Abstract

This paper applies nonlinear three‐dimensional travel time tomography to refraction data recorded during the 1998 Seismic Hazards Investigation in Puget Sound (SHIPS) to derive the first large‐scale, high‐resolution upper crustal velocity model for southwestern British Columbia. A minimum structure P wave velocity model is constructed using 175,000 first arrival travel times picked from data recorded by 58 temporary onshore stations. The model details forearc crustal structures related to terrane accretion and subsequent basin formation to a depth of about 10 km.

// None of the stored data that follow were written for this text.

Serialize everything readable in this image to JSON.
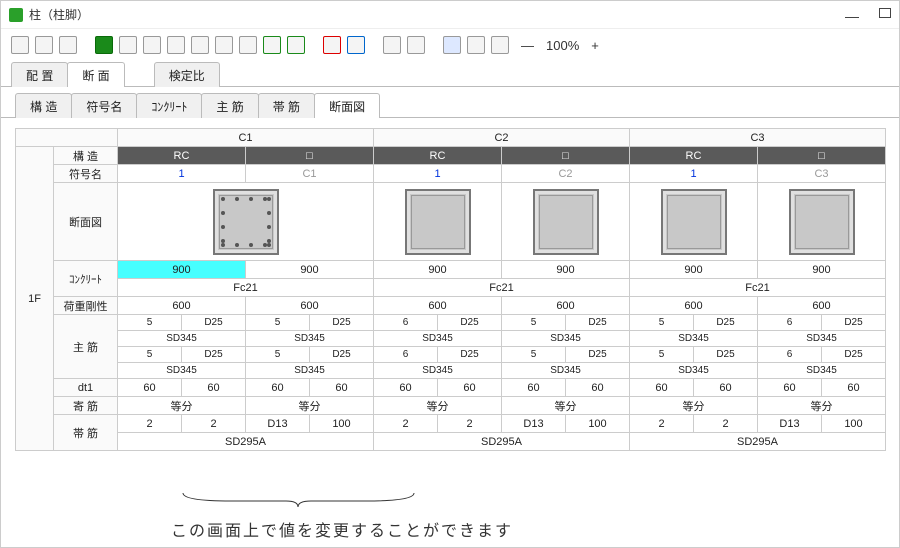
{
  "window": {
    "title": "柱（柱脚）"
  },
  "toolbar": {
    "zoom": "100%"
  },
  "tabs1": {
    "t0": "配 置",
    "t1": "断 面",
    "t2": "検定比"
  },
  "tabs2": {
    "t0": "構 造",
    "t1": "符号名",
    "t2": "ｺﾝｸﾘｰﾄ",
    "t3": "主 筋",
    "t4": "帯 筋",
    "t5": "断面図"
  },
  "head": {
    "c1": "C1",
    "c2": "C2",
    "c3": "C3",
    "rc": "RC",
    "sq": "□"
  },
  "rowlabels": {
    "kozo": "構 造",
    "fugo": "符号名",
    "danmen": "断面図",
    "con": "ｺﾝｸﾘｰﾄ",
    "kaju": "荷重剛性",
    "shukin": "主 筋",
    "dt1": "dt1",
    "yose": "寄 筋",
    "obi": "帯 筋"
  },
  "floor": "1F",
  "fugo": {
    "n": "1",
    "c1": "C1",
    "c2": "C2",
    "c3": "C3"
  },
  "con": {
    "v": "900",
    "label": "Fc21"
  },
  "kaju": {
    "v": "600"
  },
  "shukin": {
    "a1": "5",
    "a1b": "D25",
    "a2": "5",
    "a2b": "D25",
    "b1": "6",
    "b2": "D25",
    "b3": "5",
    "b4": "D25",
    "c1": "5",
    "c2": "D25",
    "c3": "6",
    "c4": "D25",
    "sd": "SD345"
  },
  "shukin2": {
    "a1": "5",
    "a1b": "D25",
    "a2": "5",
    "a2b": "D25",
    "b1": "6",
    "b2": "D25",
    "b3": "5",
    "b4": "D25",
    "c1": "5",
    "c2": "D25",
    "c3": "6",
    "c4": "D25"
  },
  "dt1": {
    "v1": "60",
    "v2": "60",
    "v3": "60",
    "v4": "60"
  },
  "yose": {
    "t": "等分"
  },
  "obi": {
    "v1": "2",
    "v2": "2",
    "v3": "D13",
    "v4": "100",
    "sd": "SD295A"
  },
  "annotation": "この画面上で値を変更することができます"
}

The Metchosin igneous complex (correlative with the Eocene Crescent‐Siletz Terrane in Washington) is imaged as a laterally extensive WNW trending high‐velocity anomaly underlying southernmost Vancouver Island and much of the Strait of Juan du Fuca. Northeast of the Strait of Georgia, the southwesterly dip of the contact between the Wrangellia terrane rocks of Vancouver Island and the Coast Plutonic Complex suggests Wrangellia rocks are down‐faulted against the plutonic complex. At the southwestern end of the Strait of Juan de Fuca, the 50 km long WNW trending Clallam basin has a maximum thickness of 5–6 km. Near the eastern end of the Strait of Juan de Fuca, Port Townsend basin has an inferred thickness of approximately 4–5 km. The southern end of the 9 km thick Georgia basin is bounded by a high‐velocity basement ridge. Beneath the Strait of Georgia, clusters of well‐located earthquakes have a prominent NW trend and coincide spatially with rapid lateral velocity changes. Clusters of microearthquakes there are associated with the intersection of several east trending structural highs within this NW trend.